Why Google Search Sucks for AI (Will Bryk, Exa)

I hosted a session with Will Bryk from Exa who shared insights about the evolution of search technology, how AI is changing search requirements, and the technical challenges of building a semantic search engine. This session explores how traditional search engines like Google differ from next-generation semantic search systems designed for AI applications rather than human users.

▶️ Watch How Exa Rebuilt Search for AI

Why is traditional search inadequate for the AI era?

The fundamental problem with traditional search engines like Google is that they were built for humans, not AI systems. This creates a significant mismatch in capabilities and requirements.

Humans and AI systems interact with search in fundamentally different ways. Humans typically use simple keyword queries because they're "lazy" and can't type full sentences. They generally want just a few high-quality links since they have limited capacity to process information.

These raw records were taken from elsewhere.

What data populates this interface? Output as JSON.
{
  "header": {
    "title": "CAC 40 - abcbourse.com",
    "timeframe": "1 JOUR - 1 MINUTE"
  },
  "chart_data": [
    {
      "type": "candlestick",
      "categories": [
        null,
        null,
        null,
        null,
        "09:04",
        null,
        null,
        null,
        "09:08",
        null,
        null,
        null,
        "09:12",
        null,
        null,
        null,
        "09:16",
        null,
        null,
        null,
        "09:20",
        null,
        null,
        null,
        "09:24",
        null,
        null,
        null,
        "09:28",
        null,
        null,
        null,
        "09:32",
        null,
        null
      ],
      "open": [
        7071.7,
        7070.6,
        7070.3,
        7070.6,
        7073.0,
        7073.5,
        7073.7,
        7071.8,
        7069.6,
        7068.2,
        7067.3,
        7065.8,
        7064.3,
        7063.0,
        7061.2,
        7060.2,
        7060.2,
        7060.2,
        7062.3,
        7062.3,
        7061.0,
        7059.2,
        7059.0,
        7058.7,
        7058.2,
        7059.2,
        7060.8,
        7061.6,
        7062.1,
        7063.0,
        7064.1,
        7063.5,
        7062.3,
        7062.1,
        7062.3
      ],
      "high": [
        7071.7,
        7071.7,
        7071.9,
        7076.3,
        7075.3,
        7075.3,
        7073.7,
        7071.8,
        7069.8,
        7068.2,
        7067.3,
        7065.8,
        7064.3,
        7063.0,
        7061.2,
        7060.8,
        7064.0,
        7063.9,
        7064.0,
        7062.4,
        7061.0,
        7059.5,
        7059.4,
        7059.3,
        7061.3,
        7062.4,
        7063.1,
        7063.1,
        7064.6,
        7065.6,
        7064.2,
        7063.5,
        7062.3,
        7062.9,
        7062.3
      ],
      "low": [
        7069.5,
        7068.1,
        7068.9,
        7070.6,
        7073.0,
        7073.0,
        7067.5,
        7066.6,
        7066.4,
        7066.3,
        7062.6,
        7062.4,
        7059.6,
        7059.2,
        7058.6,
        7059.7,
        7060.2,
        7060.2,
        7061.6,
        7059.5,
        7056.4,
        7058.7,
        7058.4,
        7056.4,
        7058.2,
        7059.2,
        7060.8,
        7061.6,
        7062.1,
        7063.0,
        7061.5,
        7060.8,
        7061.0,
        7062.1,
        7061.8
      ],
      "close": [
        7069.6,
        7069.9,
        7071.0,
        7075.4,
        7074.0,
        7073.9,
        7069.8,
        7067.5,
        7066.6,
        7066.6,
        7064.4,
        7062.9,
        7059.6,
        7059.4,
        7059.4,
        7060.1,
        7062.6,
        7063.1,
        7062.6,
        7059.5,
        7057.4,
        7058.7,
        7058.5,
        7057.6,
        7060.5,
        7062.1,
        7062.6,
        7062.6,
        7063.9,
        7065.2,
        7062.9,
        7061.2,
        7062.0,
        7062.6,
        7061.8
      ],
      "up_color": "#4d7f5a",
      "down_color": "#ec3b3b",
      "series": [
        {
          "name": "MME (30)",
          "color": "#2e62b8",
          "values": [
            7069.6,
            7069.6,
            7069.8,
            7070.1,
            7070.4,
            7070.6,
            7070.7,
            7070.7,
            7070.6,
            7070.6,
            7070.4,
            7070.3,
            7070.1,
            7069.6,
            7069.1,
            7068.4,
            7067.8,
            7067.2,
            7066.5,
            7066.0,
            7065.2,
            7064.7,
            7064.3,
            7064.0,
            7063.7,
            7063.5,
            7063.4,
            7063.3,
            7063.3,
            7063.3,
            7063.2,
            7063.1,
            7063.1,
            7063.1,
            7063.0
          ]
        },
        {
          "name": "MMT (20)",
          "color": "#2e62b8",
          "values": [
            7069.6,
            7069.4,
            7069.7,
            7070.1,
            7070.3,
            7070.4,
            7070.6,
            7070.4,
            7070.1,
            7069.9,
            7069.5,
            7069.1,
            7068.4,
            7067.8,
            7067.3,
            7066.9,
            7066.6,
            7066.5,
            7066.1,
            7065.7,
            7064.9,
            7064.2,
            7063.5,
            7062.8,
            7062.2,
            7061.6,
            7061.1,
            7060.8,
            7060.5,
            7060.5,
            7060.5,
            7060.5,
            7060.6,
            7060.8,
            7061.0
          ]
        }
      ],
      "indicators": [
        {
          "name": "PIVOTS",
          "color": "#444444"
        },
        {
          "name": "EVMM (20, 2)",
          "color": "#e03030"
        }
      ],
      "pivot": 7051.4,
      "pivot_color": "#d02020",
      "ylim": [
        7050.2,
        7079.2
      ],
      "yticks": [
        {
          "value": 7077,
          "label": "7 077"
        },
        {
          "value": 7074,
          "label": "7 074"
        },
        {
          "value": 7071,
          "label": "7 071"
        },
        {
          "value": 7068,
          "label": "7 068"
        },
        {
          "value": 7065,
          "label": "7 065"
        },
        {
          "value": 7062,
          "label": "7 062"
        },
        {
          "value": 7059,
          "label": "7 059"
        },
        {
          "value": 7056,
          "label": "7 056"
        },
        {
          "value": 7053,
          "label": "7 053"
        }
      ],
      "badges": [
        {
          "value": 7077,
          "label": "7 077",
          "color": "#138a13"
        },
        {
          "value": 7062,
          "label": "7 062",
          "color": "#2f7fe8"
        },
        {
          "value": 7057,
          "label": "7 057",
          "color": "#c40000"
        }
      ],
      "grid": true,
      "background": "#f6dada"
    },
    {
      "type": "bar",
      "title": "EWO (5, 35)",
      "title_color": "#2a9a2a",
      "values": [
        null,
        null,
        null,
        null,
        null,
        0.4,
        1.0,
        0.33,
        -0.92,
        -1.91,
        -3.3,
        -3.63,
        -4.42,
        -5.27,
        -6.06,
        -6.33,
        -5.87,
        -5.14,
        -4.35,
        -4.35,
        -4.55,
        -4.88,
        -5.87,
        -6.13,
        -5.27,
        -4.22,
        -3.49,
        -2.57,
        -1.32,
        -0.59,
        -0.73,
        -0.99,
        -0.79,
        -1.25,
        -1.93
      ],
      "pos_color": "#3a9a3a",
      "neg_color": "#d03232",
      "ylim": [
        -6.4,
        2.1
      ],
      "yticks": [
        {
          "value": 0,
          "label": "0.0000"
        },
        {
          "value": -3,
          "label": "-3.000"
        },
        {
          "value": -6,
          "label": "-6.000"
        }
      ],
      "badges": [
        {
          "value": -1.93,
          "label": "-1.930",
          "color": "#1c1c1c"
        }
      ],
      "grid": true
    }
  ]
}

This is why Google optimized for keyword-based algorithms that return a handful of results.

AI systems, by contrast, can instantly generate complex, precise queries that specify exactly what they want. They can consume and analyze massive amounts of information without getting overwhelmed. When an AI asks for "startups working on something huge like Bell Labs," it doesn't want Reddit discussions - it wants comprehensive, structured information about actual startups.

As Will explained: "It would kind of be insane if the same search engine that was optimal for humans would also be optimal for this very different creature." This insight is still not widely understood in the industry, even as everyone recognizes that combining search with LLMs is powerful.

Key Takeaway: Traditional search engines were optimized for human behavior patterns (simple keywords, few results), while AI systems need search engines that can handle complex queries and return comprehensive, precisely targeted information.

How do AI search needs differ from human search needs?

AI systems have several distinct requirements that traditional search engines weren't designed to address:

Precise, controllable information: AIs need search engines that respect exactly what they ask for, rather than optimizing for what humans typically click on. If an AI is searching for "startups working on something huge," it needs a list of actual startups, not Reddit discussions about the topic.
Context-rich queries: AIs often have extensive context from user interactions that should inform their searches. Traditional search engines have keyword limits and can't handle paragraph-length queries, forcing the AI to convert rich context into a few keywords, which loses tremendous information.
Comprehensiveness: Unlike humans who want a few links, AIs can process thousands of results. If an AI is asked to analyze "every YC-funded AI startup," it needs a search engine that can deliver comprehensive results rather than just the top 10 most popular pages.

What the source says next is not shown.